Yes, I never had any questions. All of my favorite horror films have an ending that is memorable. Obviously, when you're trying to pitch your script, there will be people making requests, especially some of the less risky producers. I've always been very adamant that this is the way it should be. When I think of all my favorite horror films, they rarely have a warm and fuzzy ending.
If you only want to look at the emotions when something happens to you when you are younger and leaves a scar or some kind of trauma that stays with you, you can literally look at it as a crack in a window. If you don't fix it or try to improve your life, you'll just leave it there to fester and grow and web into something worse, eventually it will probably eat you alive. It's this emotional idea that has always loomed in the background of Riley and Mia's lives and is literally represented by this window at the end of the film. Everything is there, and there is also a lot hidden in different frames.

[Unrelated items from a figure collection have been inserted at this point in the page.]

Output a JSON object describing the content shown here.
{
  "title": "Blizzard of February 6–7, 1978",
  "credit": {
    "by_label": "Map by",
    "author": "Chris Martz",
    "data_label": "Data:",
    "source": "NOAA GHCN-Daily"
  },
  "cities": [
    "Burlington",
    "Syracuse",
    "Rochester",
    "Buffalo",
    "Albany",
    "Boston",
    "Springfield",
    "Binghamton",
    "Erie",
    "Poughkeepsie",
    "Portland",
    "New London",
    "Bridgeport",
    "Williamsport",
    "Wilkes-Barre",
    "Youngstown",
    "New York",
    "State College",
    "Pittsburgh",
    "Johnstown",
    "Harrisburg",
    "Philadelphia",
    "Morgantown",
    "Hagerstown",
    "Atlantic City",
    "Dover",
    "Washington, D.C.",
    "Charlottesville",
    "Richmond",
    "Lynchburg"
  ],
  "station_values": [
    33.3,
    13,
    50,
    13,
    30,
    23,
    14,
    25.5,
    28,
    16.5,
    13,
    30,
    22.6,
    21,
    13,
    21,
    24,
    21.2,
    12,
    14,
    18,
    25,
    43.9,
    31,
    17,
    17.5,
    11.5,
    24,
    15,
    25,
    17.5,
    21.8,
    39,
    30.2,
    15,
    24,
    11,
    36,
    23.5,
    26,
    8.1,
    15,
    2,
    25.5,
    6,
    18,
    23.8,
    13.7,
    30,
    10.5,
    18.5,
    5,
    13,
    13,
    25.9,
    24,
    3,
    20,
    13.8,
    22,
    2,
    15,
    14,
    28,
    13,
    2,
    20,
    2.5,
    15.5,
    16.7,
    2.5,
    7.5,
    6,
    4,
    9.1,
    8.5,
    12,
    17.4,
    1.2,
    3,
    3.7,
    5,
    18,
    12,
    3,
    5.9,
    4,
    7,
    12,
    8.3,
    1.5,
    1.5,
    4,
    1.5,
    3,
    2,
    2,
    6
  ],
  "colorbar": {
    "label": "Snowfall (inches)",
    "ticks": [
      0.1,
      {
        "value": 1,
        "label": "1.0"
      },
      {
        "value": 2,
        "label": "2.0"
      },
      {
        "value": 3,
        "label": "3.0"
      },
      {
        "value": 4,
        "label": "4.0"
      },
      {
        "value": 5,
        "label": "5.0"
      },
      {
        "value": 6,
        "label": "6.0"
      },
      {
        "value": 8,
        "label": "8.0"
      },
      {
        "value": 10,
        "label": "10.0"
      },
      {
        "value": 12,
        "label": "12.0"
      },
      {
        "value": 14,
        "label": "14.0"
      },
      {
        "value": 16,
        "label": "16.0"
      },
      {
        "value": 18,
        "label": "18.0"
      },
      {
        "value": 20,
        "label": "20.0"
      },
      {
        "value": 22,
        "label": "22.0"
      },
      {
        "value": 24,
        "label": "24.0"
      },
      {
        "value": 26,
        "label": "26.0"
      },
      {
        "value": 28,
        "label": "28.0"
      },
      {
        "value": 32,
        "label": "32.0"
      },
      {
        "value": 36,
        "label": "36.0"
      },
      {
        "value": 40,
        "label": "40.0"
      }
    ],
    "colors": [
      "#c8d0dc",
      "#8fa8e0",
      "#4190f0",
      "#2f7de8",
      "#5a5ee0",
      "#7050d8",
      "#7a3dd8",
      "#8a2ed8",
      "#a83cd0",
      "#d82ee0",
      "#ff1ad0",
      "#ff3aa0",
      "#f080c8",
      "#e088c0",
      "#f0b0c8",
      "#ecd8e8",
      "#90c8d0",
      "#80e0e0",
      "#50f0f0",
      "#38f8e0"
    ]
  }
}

There are so many directors like Danny, Michael Philippou, and Curry Barker who are getting deals in Hollywood after they started working on YouTube. What is it like to see them grow after starting online?
I think it's just wonderful. I talked to Danny and Mike, and Danny and Curry were on my podcast. When I launched my YouTube channel in 2009, it took about six years before I was able to get press tickets for films at extended screenings. This is because Hollywood didn't take YouTube seriously as a platform at the time. If you said you were a YouTube film critic, they'd say, “Cool.” Have a good day.' So when you go to a premiere, what do you see everywhere? YouTubers and tiktokers. Hollywood has had to take platforms seriously. I think it's the same with cinema. There is a new generation of people in their 30s and 20s who are starting to use Vine, TikTok and YouTube. Now they have a chance to make films because we live in such progress. If YouTube existed in the 70s or 80s, I guarantee Scorsese, Spielberg, Robert Rodriguez and all these guys would have been uploading it.